Monday, Jul. 18, 1994
It's Already the TV Movie
By RICHARD CORLISS
Are we weary of this yet? Has a single citizen of the global village OD'd on O.J.? Apparently not. Every day for two weeks everybody was talking, everybody was watching. Last Friday, when the pretrial hearing reached its grisly climax, was Day 26 of America Held Hostage by its own lust for sensation. On ABC, CBS, NBC, FOX, CNN, ESPN2 and especially COURT TV (the all-O.J. channel), the talkathon played six or more hours a day. Afternoon ratings soared 24% above their usual levels; prime-time specials were available for the law- impaired and the jurisimprudent. If you still couldn't get enough, you must have contracted Simpsonitis, an inflammation of tabloid curiosity, which has evidently attained epidemic proportions in Los Angeles; at least station KCBS- TV deemed that affliction worthy of a special news report.

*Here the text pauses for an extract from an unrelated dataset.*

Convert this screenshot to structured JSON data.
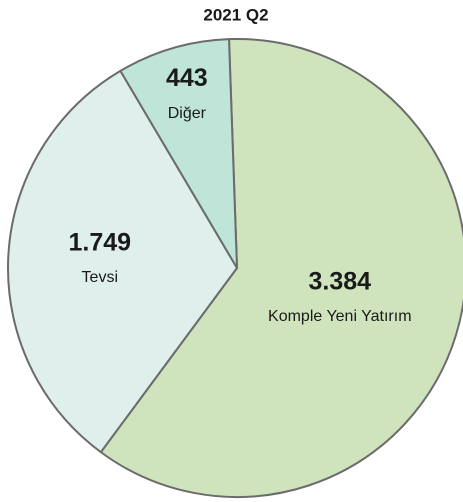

We have reached the nadir of infotainment: infotaint.
America has a strange taste in atrocities and an elastic attention span for them. The 10,000 African children who die each day of starvation can hardly cop a headline, but Tonya and Nancy held our fascination for weeks. Some see O.J. Simpson as a hero, not guilty by reason of celebrity. Others want him to be unmasked as a villain, if only because it solves this riveting murder mystery. Until a jury determines his fate, he is neither. He is a minor pop star -- a onetime running back, a rental-car salesman, a modestly gifted actor -- in big trouble. Perhaps in an age long depleted of kings, we can come no closer to Greek tragedy than Oedipus Hertz.
Every star needs supporting actors. Simpson's have come, almost literally, from Central Casting. Brian Kaelin, with his sleepy-surfer blondness, is a part-time actor whose films include Beach Fever. Robert Shapiro, the Rupert Murdoch look-alike, and Gerald Uelmen, a less telegenic Matlock, play bad cop- good cop for the defense. Prosecutor Marcia Clark is a former professional dancer. Clark's witnesses have a nice racial mix out of Hill Street Blues: Greek-American male nurse, Chinese-American criminalist, middle-American detectives. During recesses, big-shot defense attorneys -- hired guns who fit the western-movie stereotypes of cowboy, gambler and hard-eyed madam -- are ready to offer the predictable wisdom that no man should be presumed guilty if he can afford to retain one of them. And just as the hearing is a sneak preview of the murder trial, so these bit players seem to be auditioning for a second career. The Tonight Show's Jay Leno imagined them all thinking, "Gee, I hope I get to play myself in the TV movie."
A TV movie would of course be redundant. This was already the perfect living-room entertainment: Barnum & Bailey meets Barnaby Jones. But it was also an education in TV watching. With no laugh track, no sobbing violins, viewers had to decide for themselves how to react to this bizarre and compelling summer series. How, for example, to decipher the soul behind a face as beautiful, iconic and unknowable as O.J. Simpson's? On Friday he listened to the coroner's droning, explicit testimony of the wounds that caused Nicole Simpson's death. Raw emotion played on his features, but what emotion? Shock? Remorse? Fury? We have spent thousands of hours watching cop shows and love stories, intuiting feelings from faces. A glance at O.J. proved that there are some secrets even TV cannot reveal.